Guest Editorial - Ruth Ann Dailey - Pittsburgh Post-Gazette - firstname.lastname@example.org
By Ruth Ann Dailey
In all of American history, can a quicker judgment of “hypocrites!” be reached than it was Friday?
Faster than you can say “Electoral College,” anti-Trump demonstrators switched from chanting “Love trumps hate” to shattering windows, torching vehicles and throwing stones at the police. Yes, that’s some real love.
Unity, divisiveness, bipartisanship, polarization — words like these have dominated our civic discourse for years.
But actions speak louder than words, don’t they? They should, and sometimes they do, as with D.C.’s love-proclaiming vandals.
In a world increasingly transfixed by the cacophony of the immediate, though, it’s hard to keep track of both words and deeds, to arrive at a necessary moment of truth. Our attention flits from meme to tweet, and the farther someone is from our daily orbit, the more we forget to assess whether he or she “walked the talk.”
This weekend was no different. From the shuttering of the Clinton Foundation’s Global Initiative, to the charged language of the inauguration, to the (Some) Women’s March on Washington, we could easily fail to flush out the phony.
This, by the way, is the moment where one side says, “Exactly — a big phony just got elected,” and the other side says, “No, we kept a cynical phony out of the White House.” For argument’s sake, let’s accept the election results and move on to examine words and deeds, rhetoric and reality.
Donald Trump’s “word salad” has gone so low so often that it seems natural to hope the reality of his presidency can only be better. Many talking heads felt his inaugural address had remained in divisive mode, appealing to supporters rather than reaching out to the other side.
As encouraging as it would have been to hear the most noble, measured speech of all time, would it have made much difference? And if actions speak louder than words, Mr. Trump should get a nod for his gracious tribute to Hillary Clinton, summoning a standing ovation for her as all the dignitaries reassembled indoors.
This capped the week in which the Clinton’s Global Initiative quietly announced it was closing — a move that underscored critics’ assessment that it had always been an influence-peddling and self-enrichment game for the Clintons. If it were about doing good works, why need it end post-election? Here, actions betray words.
Though the purpose of the “Women’s March” was to protest ugly rhetoric and insist on women’s dignity — a call that initially crossed the partisan divide — organizers disinvited the pro-life “New Wave Feminists” and by extension a large chunk of women.
The Gallup Poll shows 41 percent of American women self-identify as pro-life (versus 50 percent pro-choice and 9 percent undecided). Words cast the march as inclusive, but the action was not. By contrast, Friday’s March for Life will include “Feminists for Life” and “Democrats for Life.”
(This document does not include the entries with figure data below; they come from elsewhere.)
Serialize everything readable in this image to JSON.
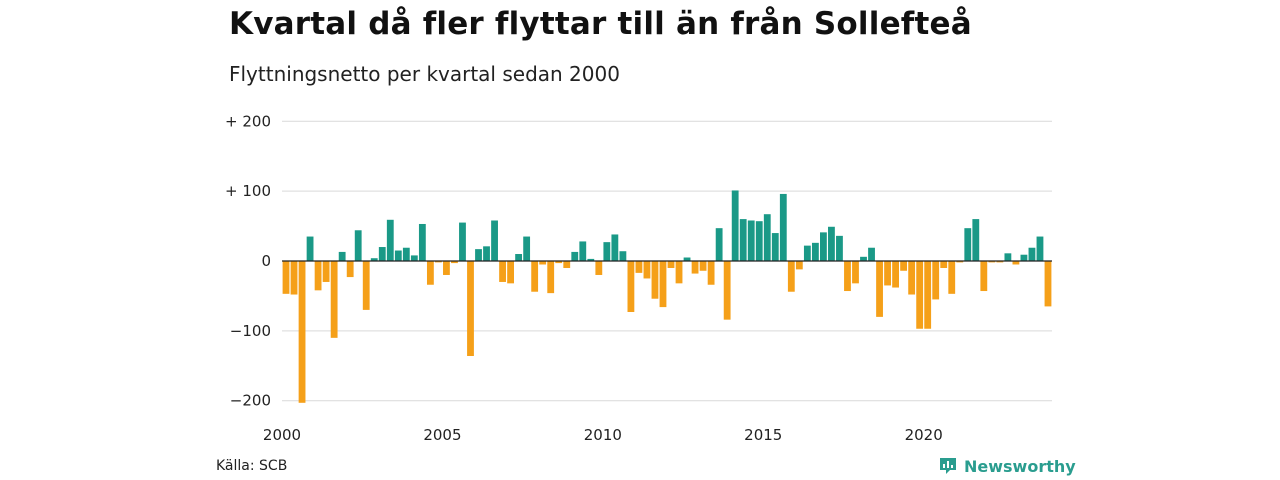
{
  "title": "Kvartal då fler flyttar till än från Sollefteå",
  "subtitle": "Flyttningsnetto per kvartal sedan 2000",
  "source": "Källa: SCB",
  "brand": {
    "name": "Newsworthy",
    "icon": "newsworthy-logo-icon"
  },
  "colors": {
    "positive": "#1a9987",
    "negative": "#f5a019",
    "grid": "#d9d9d9",
    "zero": "#222222"
  },
  "chart_data": {
    "type": "bar",
    "title": "Kvartal då fler flyttar till än från Sollefteå",
    "subtitle": "Flyttningsnetto per kvartal sedan 2000",
    "xlabel": "",
    "ylabel": "",
    "ylim": [
      -210,
      200
    ],
    "yticks": [
      200,
      100,
      0,
      -100,
      -200
    ],
    "ytick_labels": [
      "+ 200",
      "+ 100",
      "0",
      "−100",
      "−200"
    ],
    "xticks": [
      2000,
      2005,
      2010,
      2015,
      2020
    ],
    "xtick_labels": [
      "2000",
      "2005",
      "2010",
      "2015",
      "2020"
    ],
    "grid": true,
    "start": "2000 Q1",
    "values": [
      -47,
      -48,
      -203,
      35,
      -42,
      -30,
      -110,
      13,
      -23,
      44,
      -70,
      4,
      20,
      59,
      15,
      19,
      8,
      53,
      -34,
      -2,
      -20,
      -3,
      55,
      -136,
      17,
      21,
      58,
      -30,
      -32,
      10,
      35,
      -44,
      -5,
      -46,
      -3,
      -10,
      13,
      28,
      3,
      -20,
      27,
      38,
      14,
      -73,
      -17,
      -25,
      -54,
      -66,
      -10,
      -32,
      5,
      -18,
      -14,
      -34,
      47,
      -84,
      101,
      60,
      58,
      57,
      67,
      40,
      96,
      -44,
      -12,
      22,
      26,
      41,
      49,
      36,
      -43,
      -32,
      6,
      19,
      -80,
      -35,
      -38,
      -14,
      -48,
      -97,
      -97,
      -55,
      -10,
      -47,
      -2,
      47,
      60,
      -43,
      -2,
      -2,
      11,
      -5,
      9,
      19,
      35,
      -65
    ]
  }
}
Limited in time, marches and mobs are easy to assess, but reaching fair judgments on our presidents requires a longer memory and closer attention.
So, back to President Trump’s inaugural address, which, to this Never-Trump/ever-Hillary voter, was sometimes unsettling. Words like “ravages” and “carnage” carried too much emotion for a somber ceremony.
But some left-wing partisans went further than the evidence supports as they contrasted the new president’s rhetoric with his predecessor’s. Ezra Klein’s analysis for Vox is a good example, beginning with the headline: “Obama sought strength in unity. Trumpism finds power through division.”
It is one thing to talk of unity, another entirely to seek it. Did Barack Obama, in fact — not just in word — seek unity?
One of his first legislative acts as president was the “stimulus” of 2009, at a summit for which then-House Minority Leader Eric Cantor offered a short list of reportedly modest suggestions. Having swept into office on an anti-Republican rout, Mr. Obama disregarded Mr. Cantor’s gesture, responding, “Elections have consequences, and … I won.”
I have lost count of how many times Democrats have reminded me of Sen. Mitch McConnell and Rep. John Boehner’s announcing that their goal was to limit the Democratic president to one term (as if that weren’t the goal of every party out of power!).
But those statements came in 2010 — after both the stimulus and Obamacare had been rammed through Congress without Republican input or support.
And as the 2010, 2014 and 2016 elections demonstrate, actions do indeed have consequences.
If President Trump’s rhetoric was more polarizing than President Obama’s, the greater weight lies in action. The coming years will reveal whether his policies rise above his rhetoric, though I’d be grateful if both word and deed could yet soar.